Messagepar angelk » 04 Juin 2010, 22:33

Le mystère du Perroquet de Flaubert

Gustave Flaubert a écrit en1877 un ouvrage intitulé Trois contes, dans lequel on trouve "Un cœur simple", où un perroquet tient une grande place. Pour s'inspirer, il a emprunté un perroquet empaillé au musée de Rouen pour être mis sur sa table de travail : c’est Loulou, le perroquet de Félicité, personnage principal du conte «cœur simple ». Cette pauvre servante, au destin malheureux, fait empailler l’oiseau et finit par lui vouer un culte passionné, le considérant comme la représentation du Saint-Esprit. A sa mort elle croit voir, dans les cieux entrouverts, un perroquet gigantesque planant au-dessus de sa tête...


perroquet-Flaubert.jpg



Julian Barnes, médecin anglais spécialiste de Flaubert, analyse avec humour dans son ouvrage « Le perroquet de Flaubert » (Ed. Stock 2000), cette histoire surprenante, exemple parfait et maîtrisé, selon lui, du grotesque flaubertien.

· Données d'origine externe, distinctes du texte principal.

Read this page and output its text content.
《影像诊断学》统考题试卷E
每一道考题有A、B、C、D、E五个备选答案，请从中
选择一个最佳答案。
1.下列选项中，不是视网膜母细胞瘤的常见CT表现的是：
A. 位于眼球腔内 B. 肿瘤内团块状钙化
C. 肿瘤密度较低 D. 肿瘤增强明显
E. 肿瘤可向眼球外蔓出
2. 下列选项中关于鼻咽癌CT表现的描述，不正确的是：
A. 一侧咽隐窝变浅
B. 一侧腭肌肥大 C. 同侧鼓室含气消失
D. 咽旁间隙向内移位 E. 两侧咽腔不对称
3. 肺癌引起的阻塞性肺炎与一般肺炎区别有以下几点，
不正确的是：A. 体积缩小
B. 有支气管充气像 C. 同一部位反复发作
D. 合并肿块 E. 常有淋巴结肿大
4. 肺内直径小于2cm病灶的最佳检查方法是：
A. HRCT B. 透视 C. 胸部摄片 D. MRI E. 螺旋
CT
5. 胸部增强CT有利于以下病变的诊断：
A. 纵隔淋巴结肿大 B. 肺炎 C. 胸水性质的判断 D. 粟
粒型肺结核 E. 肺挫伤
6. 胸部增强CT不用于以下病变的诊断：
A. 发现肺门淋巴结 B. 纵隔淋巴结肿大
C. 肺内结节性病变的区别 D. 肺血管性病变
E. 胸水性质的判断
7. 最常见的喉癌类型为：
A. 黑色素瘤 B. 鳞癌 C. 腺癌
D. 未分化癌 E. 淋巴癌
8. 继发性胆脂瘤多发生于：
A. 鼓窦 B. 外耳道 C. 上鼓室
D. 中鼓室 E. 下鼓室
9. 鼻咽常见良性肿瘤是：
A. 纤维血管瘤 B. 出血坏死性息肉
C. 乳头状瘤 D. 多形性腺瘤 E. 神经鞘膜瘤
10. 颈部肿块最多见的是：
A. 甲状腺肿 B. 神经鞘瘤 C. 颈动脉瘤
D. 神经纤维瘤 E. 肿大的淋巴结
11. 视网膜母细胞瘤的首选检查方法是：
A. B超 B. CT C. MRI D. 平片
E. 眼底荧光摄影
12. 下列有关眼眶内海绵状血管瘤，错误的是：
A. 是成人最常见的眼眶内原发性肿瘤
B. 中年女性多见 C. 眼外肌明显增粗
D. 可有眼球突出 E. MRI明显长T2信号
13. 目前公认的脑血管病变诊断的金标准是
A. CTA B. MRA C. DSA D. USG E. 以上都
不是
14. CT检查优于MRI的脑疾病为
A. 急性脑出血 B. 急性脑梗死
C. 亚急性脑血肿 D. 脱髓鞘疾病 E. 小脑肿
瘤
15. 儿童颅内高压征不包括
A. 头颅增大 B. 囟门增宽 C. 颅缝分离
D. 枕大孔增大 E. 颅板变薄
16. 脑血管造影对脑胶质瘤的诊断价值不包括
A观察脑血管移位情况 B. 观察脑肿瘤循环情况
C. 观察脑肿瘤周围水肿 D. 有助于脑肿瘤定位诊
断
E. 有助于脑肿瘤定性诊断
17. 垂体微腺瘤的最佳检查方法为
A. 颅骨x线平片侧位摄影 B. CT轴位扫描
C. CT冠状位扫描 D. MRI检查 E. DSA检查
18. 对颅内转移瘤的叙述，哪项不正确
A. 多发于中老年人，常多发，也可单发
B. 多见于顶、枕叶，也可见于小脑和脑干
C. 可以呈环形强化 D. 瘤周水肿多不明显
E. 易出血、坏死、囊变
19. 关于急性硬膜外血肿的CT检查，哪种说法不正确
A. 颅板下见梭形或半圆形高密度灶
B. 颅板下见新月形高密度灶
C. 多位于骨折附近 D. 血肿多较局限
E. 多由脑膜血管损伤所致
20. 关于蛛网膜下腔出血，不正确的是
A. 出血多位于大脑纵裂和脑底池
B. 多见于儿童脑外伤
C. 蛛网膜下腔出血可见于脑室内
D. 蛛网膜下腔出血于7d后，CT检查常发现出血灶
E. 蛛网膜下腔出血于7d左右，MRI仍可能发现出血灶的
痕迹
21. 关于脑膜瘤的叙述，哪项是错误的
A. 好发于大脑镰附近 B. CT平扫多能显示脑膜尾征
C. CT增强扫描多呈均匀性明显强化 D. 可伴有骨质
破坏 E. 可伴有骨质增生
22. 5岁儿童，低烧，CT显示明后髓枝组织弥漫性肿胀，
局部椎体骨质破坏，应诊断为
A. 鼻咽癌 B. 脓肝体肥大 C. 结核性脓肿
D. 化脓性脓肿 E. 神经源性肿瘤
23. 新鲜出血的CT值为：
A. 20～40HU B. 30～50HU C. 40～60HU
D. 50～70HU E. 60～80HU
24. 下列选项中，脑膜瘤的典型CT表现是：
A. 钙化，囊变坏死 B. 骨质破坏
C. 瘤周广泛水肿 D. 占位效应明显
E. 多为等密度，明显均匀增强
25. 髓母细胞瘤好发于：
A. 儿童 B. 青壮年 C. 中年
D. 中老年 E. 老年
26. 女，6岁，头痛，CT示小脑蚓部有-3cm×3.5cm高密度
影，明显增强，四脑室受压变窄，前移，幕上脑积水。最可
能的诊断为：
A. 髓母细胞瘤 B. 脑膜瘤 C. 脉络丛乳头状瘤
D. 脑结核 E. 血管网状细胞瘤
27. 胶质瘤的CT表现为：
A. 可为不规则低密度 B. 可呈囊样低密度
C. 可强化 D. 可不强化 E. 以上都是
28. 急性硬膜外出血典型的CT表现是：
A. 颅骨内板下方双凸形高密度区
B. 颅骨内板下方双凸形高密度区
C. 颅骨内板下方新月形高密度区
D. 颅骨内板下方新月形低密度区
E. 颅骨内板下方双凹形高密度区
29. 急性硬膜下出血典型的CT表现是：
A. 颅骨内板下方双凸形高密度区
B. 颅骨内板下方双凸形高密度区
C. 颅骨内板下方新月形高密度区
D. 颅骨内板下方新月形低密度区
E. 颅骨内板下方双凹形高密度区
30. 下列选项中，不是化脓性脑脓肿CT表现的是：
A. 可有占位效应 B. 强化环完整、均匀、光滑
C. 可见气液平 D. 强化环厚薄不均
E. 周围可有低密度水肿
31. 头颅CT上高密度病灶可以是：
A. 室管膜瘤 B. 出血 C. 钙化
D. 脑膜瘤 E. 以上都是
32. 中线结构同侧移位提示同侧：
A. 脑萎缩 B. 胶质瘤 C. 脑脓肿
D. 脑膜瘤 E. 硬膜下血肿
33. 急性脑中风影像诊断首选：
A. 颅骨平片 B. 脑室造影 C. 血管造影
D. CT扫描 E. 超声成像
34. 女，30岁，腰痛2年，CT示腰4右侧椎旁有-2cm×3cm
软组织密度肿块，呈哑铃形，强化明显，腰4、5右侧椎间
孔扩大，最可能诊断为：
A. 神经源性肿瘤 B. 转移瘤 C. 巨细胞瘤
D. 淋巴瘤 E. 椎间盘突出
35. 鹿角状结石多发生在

Loulou est conservé au musée de l’Hôtel-Dieu à Rouen, hôpital où le père de Flaubert a été chirurgien et où l’écrivain a passé son enfance.

«ce que j’ai devant moi, sur ma table, depuis huit jours ? Un perroquet empaillé. Il y reste à poste fixe. Sa vue commence même à m’embêter. Mais je le garde, pour m’emplir la cervelle de l’idée de perroquet. Car j’écris présentement les amours d’une vieille fille et d’un perroquet » (Lettre à Mme Brainne, 28 juillet 1876).

Mais Julian Barnes est perplexe lorsqu’il découvre à Croisset, dans la maison familiale de Flaubert, un autre perroquet empaillé, avec une étiquette indiquant l’emprunt fait au Muséum d’histoire naturelle de Rouen pour écrire Un cœur simple.

Il mène une enquête auprès des deux gardiens afin de savoir quel est le perroquet authentique qui a inspiré Flaubert et lui a tenu compagnie durant plusieurs semaines. La description de l’oiseau est la suivante : « Il s’appelait Loulou; son corps était vert, le bout de ses ailes rose, son front bleu, et sa gorge dorée ».

Cette description correspond au perroquet de l’Hôtel-Dieu; la comparaison des deux photos laisse apparaître que le perroquet de Croisset avait lui, au contraire, un front doré et une gorge bleu-vert Les deux gardiens affirmaient avec conviction détenir le vrai perroquet, preuves écrites à l’appui qu’il avait été emprunté et rendu au Muséum.

Interrogeant alors un spécialiste de la Société des Amis de Flaubert, Julian Barnes apprit que deux perroquets avaient été effectivement donnés par la section des oiseaux du Museum de Rouen qui disposait d’une cinquantaine de perroquets d’Amazonie.

Devant cette multitude, le choix a été fait, par chaque conservateur, en fonction de la description de Loulou par Flaubert. Pour l’enquêteur, le perroquet authentique est donc celui de Croisset dont la description correspond exactement à celle de Flaubert mais le spécialiste fait remarquer que Flaubert était avant tout un artiste et un écrivain d’imagination et qu’il a pu, pour la beauté et le rythme de l’écriture, inverser les couleurs du perroquet qu’il décrivait; en outre il faut tenir compte du temps passé (30 ans) entre la restitution de l’oiseau au Museum (en 1876) et l’installation du pavillon de l’hôtel-Dieu.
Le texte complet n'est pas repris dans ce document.